Солнечный Сахар

Наталья Озерицкая
Алена.
Не Ленка. Не Лелик. И не Елена даже.
Это имя родное и чуточку карандашное.
Летит себе в телефоне гудками бумажными
Спасает, когда родные становятся важными,
Когда май больно бьет под ребра каждым
Своим междометием. Там без разницы, что он скажет.

У Алены дел вагон и маленькая тележка.
Ее дома не ждет какой-нибудь там Олежка,
Мишка, Сашка…
Мелкий звонит, просит купить орешки.
Спрашивает, можно ли съесть до обеда черешню.
Она отвечает «Конечно, котенок» в спешке,
А сама бросает монетку и ставит на решку.

Алена сильная духом. (Ей просто приходится таковой быть).
Она не пишет ему, даже если так начинает крыть,
Скручивать и даже язык не шевелится говорить,
Думать, перемалывать Его имя и в шутку о нем язвить.
Алена запрещает себе его продолжать любить.
Звонит Ему и шепчет «Забудь меня!» (Но как Я могу про тебя забыть?)

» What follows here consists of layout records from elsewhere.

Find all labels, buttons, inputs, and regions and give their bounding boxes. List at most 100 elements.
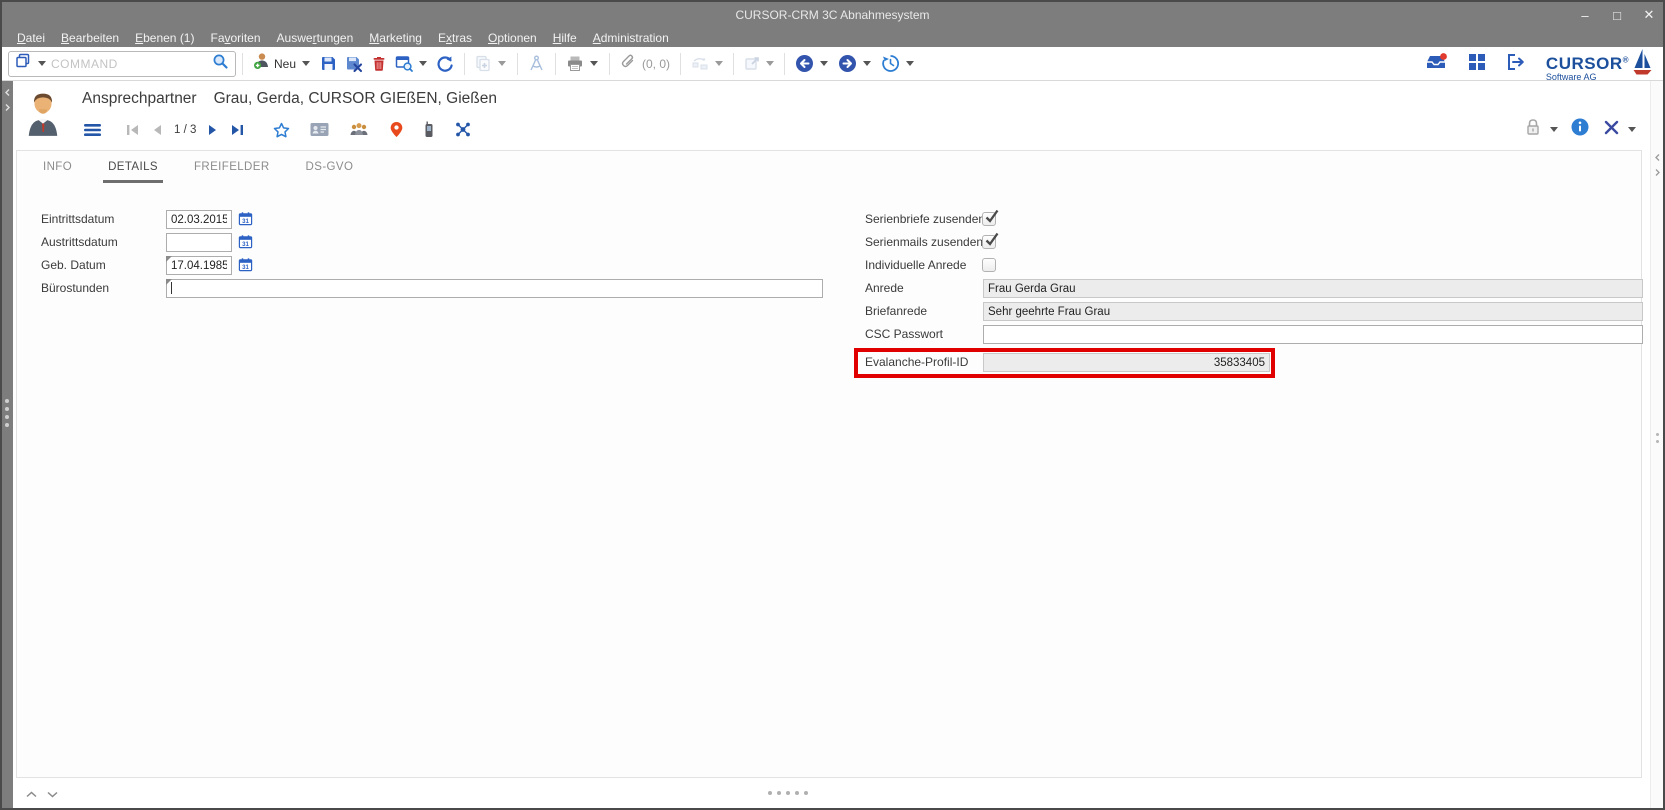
contact-card-icon[interactable] <box>305 120 334 139</box>
menu-marketing[interactable]: Marketing <box>362 31 429 45</box>
tab-info[interactable]: INFO <box>38 159 77 183</box>
geb-datum-input[interactable] <box>166 256 232 275</box>
first-record-button[interactable] <box>120 121 145 139</box>
csc-passwort-input[interactable] <box>983 325 1643 344</box>
eintrittsdatum-input[interactable] <box>166 210 232 229</box>
tab-dsgvo[interactable]: DS-GVO <box>301 159 359 183</box>
lock-icon[interactable] <box>1525 118 1541 141</box>
last-record-button[interactable] <box>225 121 250 139</box>
info-icon[interactable] <box>1571 118 1589 141</box>
menu-bearbeiten[interactable]: Bearbeiten <box>54 31 126 45</box>
open-external-button[interactable] <box>740 53 764 75</box>
tab-details[interactable]: DETAILS <box>103 159 163 183</box>
command-scope-caret[interactable] <box>38 61 46 66</box>
inbox-icon[interactable] <box>1424 52 1448 77</box>
scroll-down-icon[interactable] <box>46 786 59 804</box>
close-record-caret[interactable] <box>1628 127 1636 132</box>
app-window: CURSOR-CRM 3C Abnahmesystem – □ ✕ Datei … <box>0 0 1665 810</box>
maximize-button[interactable]: □ <box>1609 8 1625 23</box>
compass-button[interactable] <box>524 52 549 75</box>
details-panel: INFO DETAILS FREIFELDER DS-GVO Eintritts… <box>16 150 1642 778</box>
anrede-input[interactable] <box>983 279 1643 298</box>
save-discard-button[interactable] <box>341 52 367 75</box>
tab-freifelder[interactable]: FREIFELDER <box>189 159 275 183</box>
copy-record-caret[interactable] <box>498 61 506 66</box>
history-button[interactable] <box>877 51 904 76</box>
menu-auswertungen[interactable]: Auswertungen <box>270 31 361 45</box>
people-group-icon[interactable] <box>344 120 374 139</box>
collapse-left-icon[interactable] <box>3 88 12 97</box>
attachments-button[interactable]: (0, 0) <box>616 50 674 77</box>
menu-administration[interactable]: Administration <box>586 31 676 45</box>
close-button[interactable]: ✕ <box>1641 7 1657 23</box>
serienmails-checkbox[interactable] <box>982 235 996 249</box>
print-caret[interactable] <box>590 61 598 66</box>
menu-favoriten[interactable]: Favoriten <box>203 31 267 45</box>
print-button[interactable] <box>562 52 588 75</box>
austrittsdatum-input[interactable] <box>166 233 232 252</box>
field-label-geb-datum: Geb. Datum <box>41 256 106 275</box>
menu-optionen[interactable]: Optionen <box>481 31 544 45</box>
scroll-up-icon[interactable] <box>25 786 38 804</box>
buerostunden-input[interactable] <box>166 279 823 298</box>
menu-hilfe[interactable]: Hilfe <box>546 31 584 45</box>
menu-datei[interactable]: Datei <box>10 31 52 45</box>
save-button[interactable] <box>316 52 341 75</box>
collapse-right-icon[interactable] <box>1653 153 1662 162</box>
forward-caret[interactable] <box>863 61 871 66</box>
menu-ebenen[interactable]: Ebenen (1) <box>128 31 201 45</box>
calendar-icon[interactable]: 31 <box>238 211 254 227</box>
bottom-splitter-handle[interactable] <box>768 791 808 795</box>
workflow-caret[interactable] <box>715 61 723 66</box>
field-label-csc-passwort: CSC Passwort <box>865 325 943 344</box>
calendar-icon[interactable]: 31 <box>238 257 254 273</box>
new-record-button[interactable]: Neu <box>249 49 300 78</box>
favorite-star-icon[interactable] <box>268 120 295 140</box>
calendar-icon[interactable]: 31 <box>238 234 254 250</box>
table-search-button[interactable] <box>391 52 417 75</box>
copy-record-button[interactable] <box>471 52 496 75</box>
table-search-caret[interactable] <box>419 61 427 66</box>
tiles-icon[interactable] <box>1468 53 1486 76</box>
next-record-button[interactable] <box>202 121 225 139</box>
evalanche-profil-id-input[interactable] <box>983 353 1270 372</box>
serienbriefe-checkbox[interactable] <box>982 212 996 226</box>
field-label-anrede: Anrede <box>865 279 904 298</box>
svg-text:31: 31 <box>242 264 249 271</box>
previous-record-button[interactable] <box>145 121 168 139</box>
person-add-icon <box>253 52 271 75</box>
expand-right-icon[interactable] <box>1653 168 1662 177</box>
close-record-icon[interactable] <box>1604 120 1619 140</box>
field-label-serienbriefe: Serienbriefe zusenden <box>865 210 985 229</box>
new-record-caret[interactable] <box>302 61 310 66</box>
left-splitter-handle[interactable] <box>5 399 9 427</box>
right-splitter-handle[interactable] <box>1656 433 1659 443</box>
window-copy-icon[interactable] <box>15 53 31 74</box>
history-caret[interactable] <box>906 61 914 66</box>
phone-icon[interactable] <box>419 119 439 140</box>
hamburger-menu-icon[interactable] <box>79 121 106 139</box>
briefanrede-input[interactable] <box>983 302 1643 321</box>
paperclip-icon <box>620 53 636 74</box>
command-input[interactable] <box>51 57 207 71</box>
entity-header: Ansprechpartner Grau, Gerda, CURSOR GIEß… <box>13 81 1650 150</box>
delete-button[interactable] <box>367 52 391 75</box>
relations-network-icon[interactable] <box>449 119 477 140</box>
command-box[interactable] <box>8 51 236 77</box>
forward-button[interactable] <box>834 51 861 76</box>
tab-bar: INFO DETAILS FREIFELDER DS-GVO <box>38 159 358 183</box>
refresh-button[interactable] <box>432 52 458 76</box>
workflow-button[interactable] <box>687 52 713 75</box>
back-button[interactable] <box>791 51 818 76</box>
open-external-caret[interactable] <box>766 61 774 66</box>
minimize-button[interactable]: – <box>1577 8 1593 23</box>
expand-left-icon[interactable] <box>3 103 12 112</box>
menu-extras[interactable]: Extras <box>431 31 479 45</box>
individuelle-anrede-checkbox[interactable] <box>982 258 996 272</box>
search-icon[interactable] <box>212 53 229 75</box>
location-pin-icon[interactable] <box>384 118 409 141</box>
lock-caret[interactable] <box>1550 127 1558 132</box>
back-caret[interactable] <box>820 61 828 66</box>
modified-marker <box>166 256 172 262</box>
logout-icon[interactable] <box>1506 53 1526 76</box>
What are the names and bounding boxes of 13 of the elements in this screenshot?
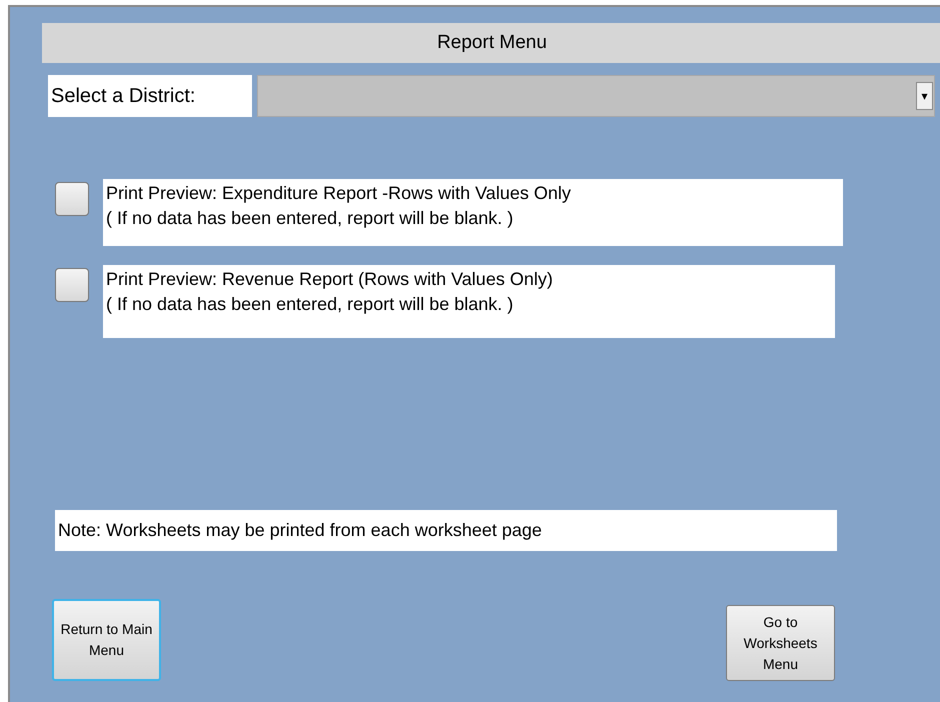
district-dropdown[interactable]: ▾	[257, 75, 935, 117]
checkbox[interactable]	[55, 182, 89, 216]
form-header: Report Menu	[42, 23, 940, 63]
option-note: ( If no data has been entered, report will be blank. )	[106, 293, 514, 316]
nav-button[interactable]: Return to Main Menu	[52, 599, 161, 681]
option-title: Print Preview: Expenditure Report -Rows with Values Only	[106, 182, 572, 205]
dropdown-button[interactable]: ▾	[916, 82, 933, 110]
nav-button[interactable]: Go to Worksheets Menu	[726, 605, 835, 681]
checkbox[interactable]	[55, 268, 89, 302]
option-title: Print Preview: Revenue Report (Rows with Values Only)	[106, 268, 554, 291]
field-label: Select a District:	[48, 75, 252, 117]
note-text: Note: Worksheets may be printed from each worksheet page	[55, 510, 837, 551]
option-note: ( If no data has been entered, report will be blank. )	[106, 207, 514, 230]
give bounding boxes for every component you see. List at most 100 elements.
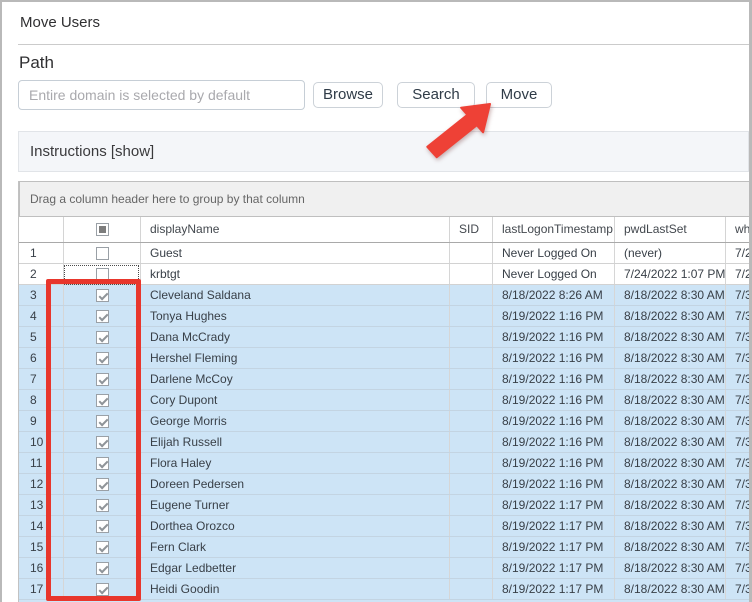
- row-checkbox[interactable]: [96, 394, 109, 407]
- cell-sid: [450, 243, 493, 263]
- row-number: 16: [19, 558, 64, 578]
- row-checkbox[interactable]: [96, 520, 109, 533]
- users-grid: Drag a column header here to group by th…: [18, 181, 752, 602]
- row-checkbox[interactable]: [96, 583, 109, 596]
- cell-lastlogon: 8/19/2022 1:17 PM: [493, 495, 615, 515]
- column-header-when[interactable]: whe: [726, 217, 752, 242]
- table-row[interactable]: 3Cleveland Saldana8/18/2022 8:26 AM8/18/…: [19, 285, 752, 306]
- cell-displayname: Heidi Goodin: [141, 579, 450, 599]
- instructions-toggle[interactable]: Instructions [show]: [18, 131, 749, 172]
- select-all-checkbox[interactable]: [96, 223, 109, 236]
- cell-lastlogon: 8/19/2022 1:17 PM: [493, 579, 615, 599]
- row-select-cell[interactable]: [64, 516, 141, 536]
- table-row[interactable]: 13Eugene Turner8/19/2022 1:17 PM8/18/202…: [19, 495, 752, 516]
- cell-lastlogon: 8/19/2022 1:16 PM: [493, 327, 615, 347]
- search-button[interactable]: Search: [397, 82, 475, 108]
- cell-lastlogon: Never Logged On: [493, 264, 615, 284]
- table-row[interactable]: 16Edgar Ledbetter8/19/2022 1:17 PM8/18/2…: [19, 558, 752, 579]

Алена похудела на три. И продолжает разменивать четвертый уже килограмм.
Ей надо успеть на работу к привычным дести часам.
Будильник с утра звонит, на кухне сломался кран.
(Вместо сердца уже давно огромный такой котлован)
У Мелкого не убран еще диван…
Она обжигается кофе. Как же ей тяжело без него по утрам.
Ей не бывает хуже…
Ну, разве что только по вечерам…

Пустые дни, как дожеванная жвачка, потерявшая свой приторный вкус.
У нее есть время в обед – уложиться в один укус,
Выпить зеленого чаю, съесть шоколадный мусс.
Устать от докучливости десятков других обуз.
«Я же поступаю сейчас как обычный, заправский трус.
Надо завязывать. Иначе когда уже я без тебя научусь?»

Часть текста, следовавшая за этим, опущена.